Une bande de faux bras cassés dont la main ne tremble jamais et qui donne du fil à retordre aux méchants, sauf qu’ici les héros portent le casque et l’insigne de l’US Army avec en face, les forces de l’Axe. Nourri par sa propre expérience de soldat lors de la phase finale du conflit, Jack Kirby donne ici SA vision de la seconde guerre mondiale, forcément pleine de fureur et de bravoure
Le nom de Jack Kirby, qui aurait fêté ses cent ans cette année, évoque tout un pan de la culture, pardon de la mythologie comics, l’homme ayant contribué avec le dessinateur Steve Dikto et surtout Stan Lee a jeter dans les années 60 toutes les bases de l’empire MARVEL dont il a alors lancé toutes les franchises qui encore aujourd’hui en constituent les bases : ‘Les 4 Fantastiques’, ‘Spider-Man’, ‘X-Men’… En gros, si vous étiez un gamin américain à cette période là passionné de comics, plus la moitié de votre collection portait sa signature. En langage commun, on appelle ça un monument, voilà.

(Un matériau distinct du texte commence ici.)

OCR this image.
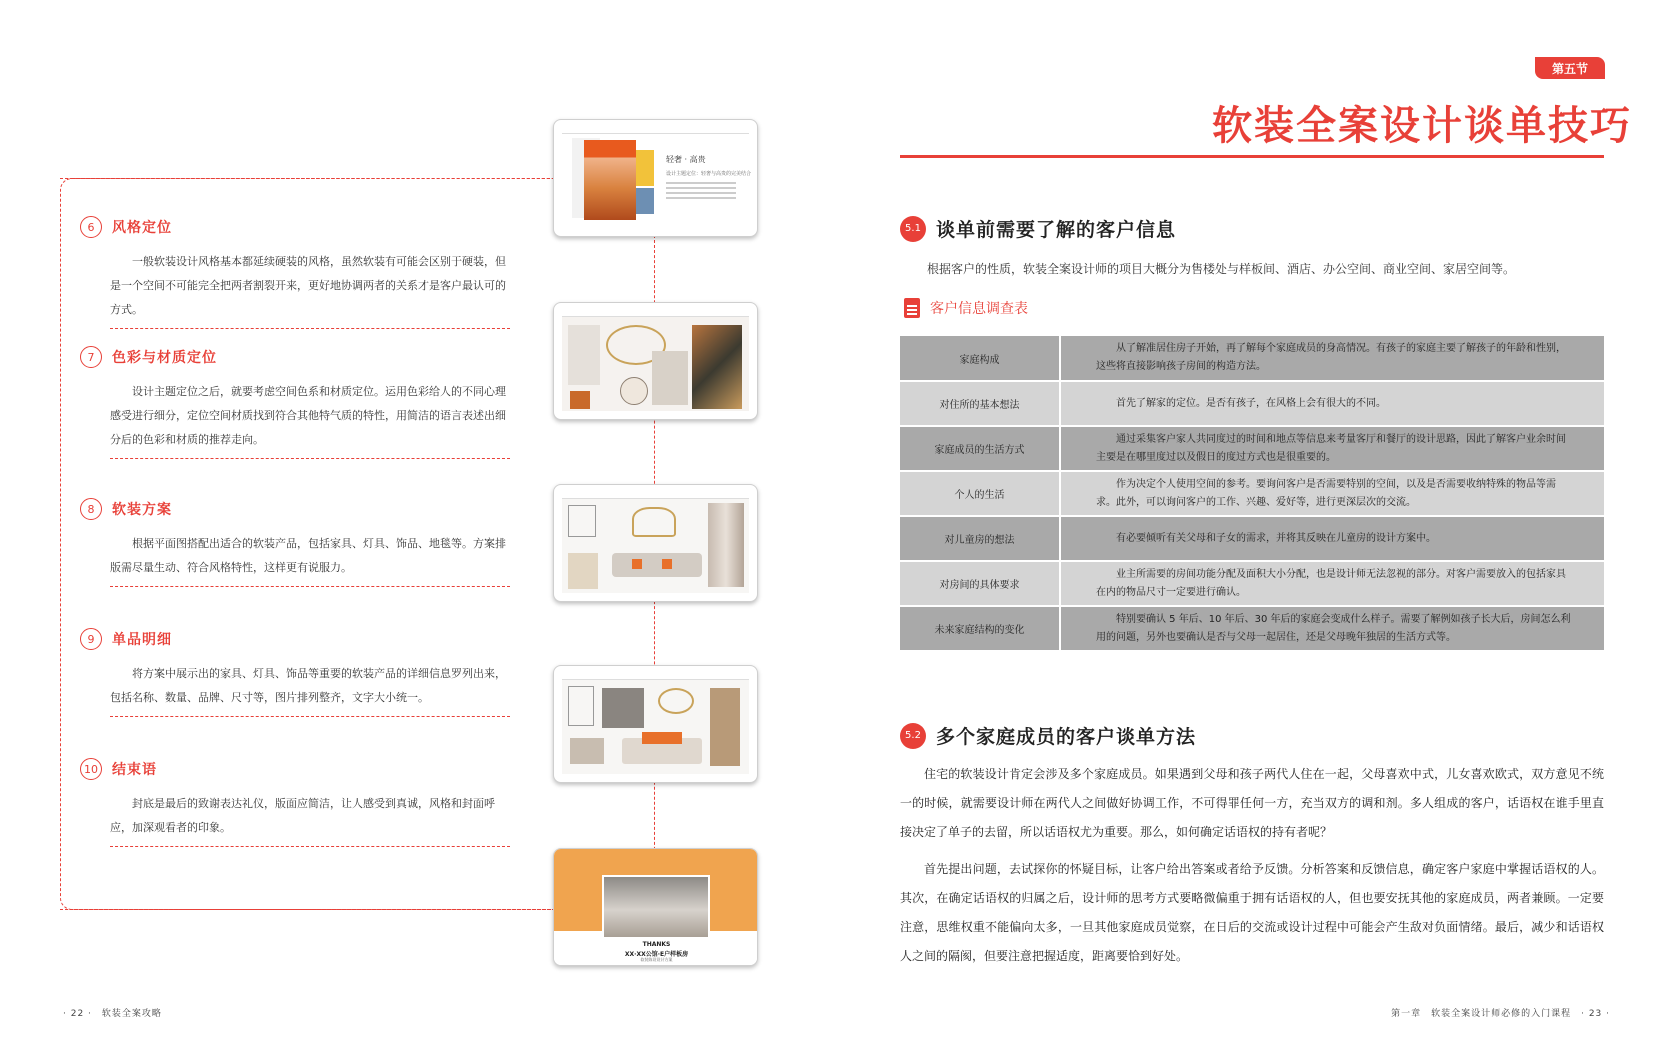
6	风格定位
一般软装设计风格基本都延续硬装的风格，虽然软装有可能会区别于硬装，但是一个空间不可能完全把两者割裂开来，更好地协调两者的关系才是客户最认可的方式。
7	色彩与材质定位
设计主题定位之后，就要考虑空间色系和材质定位。运用色彩给人的不同心理感受进行细分，定位空间材质找到符合其他特气质的特性，用简洁的语言表述出细分后的色彩和材质的推荐走向。
8	软装方案
根据平面图搭配出适合的软装产品，包括家具、灯具、饰品、地毯等。方案排版需尽量生动、符合风格特性，这样更有说服力。
9	单品明细
将方案中展示出的家具、灯具、饰品等重要的软装产品的详细信息罗列出来，包括名称、数量、品牌、尺寸等，图片排列整齐，文字大小统一。
10 结束语
封底是最后的致谢表达礼仪，版面应简洁，让人感受到真诚，风格和封面呼应，加深观看者的印象。
轻奢 · 高贵
设计主题定位：轻奢与高贵的完美结合
THANKS
XX·XX公馆·E户样板房
软装陈设设计方案
· 22 ·　软装全案攻略
第五节
软装全案设计谈单技巧
5.1 谈单前需要了解的客户信息
根据客户的性质，软装全案设计师的项目大概分为售楼处与样板间、酒店、办公空间、商业空间、家居空间等。
客户信息调查表
家庭构成	从了解准居住房子开始，再了解每个家庭成员的身高情况。有孩子的家庭主要了解孩子的年龄和性别，这些将直接影响孩子房间的构造方法。
对住所的基本想法	首先了解家的定位。是否有孩子，在风格上会有很大的不同。
家庭成员的生活方式	通过采集客户家人共同度过的时间和地点等信息来考量客厅和餐厅的设计思路，因此了解客户业余时间主要是在哪里度过以及假日的度过方式也是很重要的。
个人的生活	作为决定个人使用空间的参考。要询问客户是否需要特别的空间，以及是否需要收纳特殊的物品等需求。此外，可以询问客户的工作、兴趣、爱好等，进行更深层次的交流。
对儿童房的想法	有必要倾听有关父母和子女的需求，并将其反映在儿童房的设计方案中。
对房间的具体要求	业主所需要的房间功能分配及面积大小分配，也是设计师无法忽视的部分。对客户需要放入的包括家具在内的物品尺寸一定要进行确认。
未来家庭结构的变化	特别要确认 5 年后、10 年后、30 年后的家庭会变成什么样子。需要了解例如孩子长大后，房间怎么利用的问题，另外也要确认是否与父母一起居住，还是父母晚年独居的生活方式等。
5.2 多个家庭成员的客户谈单方法
住宅的软装设计肯定会涉及多个家庭成员。如果遇到父母和孩子两代人住在一起，父母喜欢中式，儿女喜欢欧式，双方意见不统一的时候，就需要设计师在两代人之间做好协调工作，不可得罪任何一方，充当双方的调和剂。多人组成的客户，话语权在谁手里直接决定了单子的去留，所以话语权尤为重要。那么，如何确定话语权的持有者呢？
首先提出问题，去试探你的怀疑目标，让客户给出答案或者给予反馈。分析答案和反馈信息，确定客户家庭中掌握话语权的人。其次，在确定话语权的归属之后，设计师的思考方式要略微偏重于拥有话语权的人，但也要安抚其他的家庭成员，两者兼顾。一定要注意，思维权重不能偏向太多，一旦其他家庭成员觉察，在日后的交流或设计过程中可能会产生敌对负面情绪。最后，减少和话语权人之间的隔阂，但要注意把握适度，距离要恰到好处。
第一章　软装全案设计师必修的入门课程　· 23 ·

Mais même s’il a passé toute sa carrière à faire la navette entre DC et MARVEL, Kirby a aussi tâté autre chose que les aventures de types en spandex et à cape, dont le comics de guerre, héritage des années 40 où le patriotisme à tout va avaient poussé les autorités à embaucher les héros de BD pour combattre le nazisme. Certes, la série ‘Les Perdants’ (‘les Losers’ en VO, titre ô combien ironique bien sûr) consacrée aux aventures de quatre baroudeurs de la Seconde Guerre Mondiale aux noms dignes de ‘L’Agence Tout Risques’ (capitaine Storm, Sarge, Johnny Cloud et Rafale !) existait avant que Kirby en prenne, brièvement, les rênes en 1975 et a d’ailleurs perduré après lui. Mais dès le premier des douze épisodes qu’il a réalisé (scénarios inclus), le alors vétéran de 58 ans l’a tout de suite retravaillé pour la faire entre dans son moule.

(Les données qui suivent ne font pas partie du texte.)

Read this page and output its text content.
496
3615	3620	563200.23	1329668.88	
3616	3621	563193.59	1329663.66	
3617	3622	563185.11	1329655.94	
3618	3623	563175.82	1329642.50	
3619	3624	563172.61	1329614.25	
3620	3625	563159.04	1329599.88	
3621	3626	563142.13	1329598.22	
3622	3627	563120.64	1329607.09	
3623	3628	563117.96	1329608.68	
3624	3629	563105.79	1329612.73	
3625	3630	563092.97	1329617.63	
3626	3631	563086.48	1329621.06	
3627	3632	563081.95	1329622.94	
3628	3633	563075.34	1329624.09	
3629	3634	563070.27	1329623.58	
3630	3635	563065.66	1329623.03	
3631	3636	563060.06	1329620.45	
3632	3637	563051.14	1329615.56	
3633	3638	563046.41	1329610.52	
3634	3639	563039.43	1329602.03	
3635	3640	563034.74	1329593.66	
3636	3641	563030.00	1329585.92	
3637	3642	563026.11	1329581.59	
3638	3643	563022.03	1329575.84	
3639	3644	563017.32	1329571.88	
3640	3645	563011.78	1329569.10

Dans le monde de Kirby, que l’on soit en haut d’un gratte-ciel de Manhattan en train de combattre un super-méchant ou au corps-à-corps dans la jungle au prise avec des fantassins japonais, le trait est le même. Les hommes ont des carrures de golem, les sentiments – bons ou mauvais – sont tous exacerbés et les héros n’écoutent que leur courage alors que leurs ennemis, eux, ne connaissent que la traitrise. Peu d’explications sur le pourquoi-du-comment ni de moments de répit avec lui : en général, dès les premières cases, les membres de ce commando spécial à qui on demande de faire le sale job pour les autres est souvent largué en plein terrain miné et en général, ça canarde très vite derrière.

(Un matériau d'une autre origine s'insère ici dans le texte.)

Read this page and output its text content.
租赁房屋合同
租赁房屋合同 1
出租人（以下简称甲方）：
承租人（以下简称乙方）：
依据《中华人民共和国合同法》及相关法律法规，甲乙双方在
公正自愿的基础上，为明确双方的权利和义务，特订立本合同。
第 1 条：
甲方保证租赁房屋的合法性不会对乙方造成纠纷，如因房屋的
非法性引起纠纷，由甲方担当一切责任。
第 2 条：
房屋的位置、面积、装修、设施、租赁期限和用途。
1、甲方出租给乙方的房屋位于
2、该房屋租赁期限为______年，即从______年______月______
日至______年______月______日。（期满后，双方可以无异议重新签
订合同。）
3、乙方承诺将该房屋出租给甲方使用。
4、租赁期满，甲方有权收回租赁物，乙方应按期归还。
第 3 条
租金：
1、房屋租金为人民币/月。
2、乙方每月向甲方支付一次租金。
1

Même si le style assez figé et très emphatique de Kirby avait déjà pris un petit coup de vieux au milieu des 70’s, il a su garder une vraie force dramatique. Et puis on ne passe pas autant d’années à dessiner des super-héros sans que, forcément, cela ressurgisse d’une façon ou d’une autre et même si ‘Les Perdants’ n’ont à leur actif aucun super pouvoir, ils ont en eux quelque chose de surhumain, dépassant leur nature de ‘simples’ mortels pour devenir ‘plus’. Dans le meilleur épisode du lot (‘Les Partisans’), il ajoute même un doigt de surnaturel histoire un petite touche macabre particulièrement efficace. Et puis aussi manichéen que soit le résultat, Kirby distille par ci et là un brin de poésie voire même d’ironie dans le choix de ses personnages secondaires, comme avec Panama Fattie mafieuse au look de Fat Mamma sentimentale ou celui de ‘Pumpkin le Martien’, soldat gringalet amateur… De comics.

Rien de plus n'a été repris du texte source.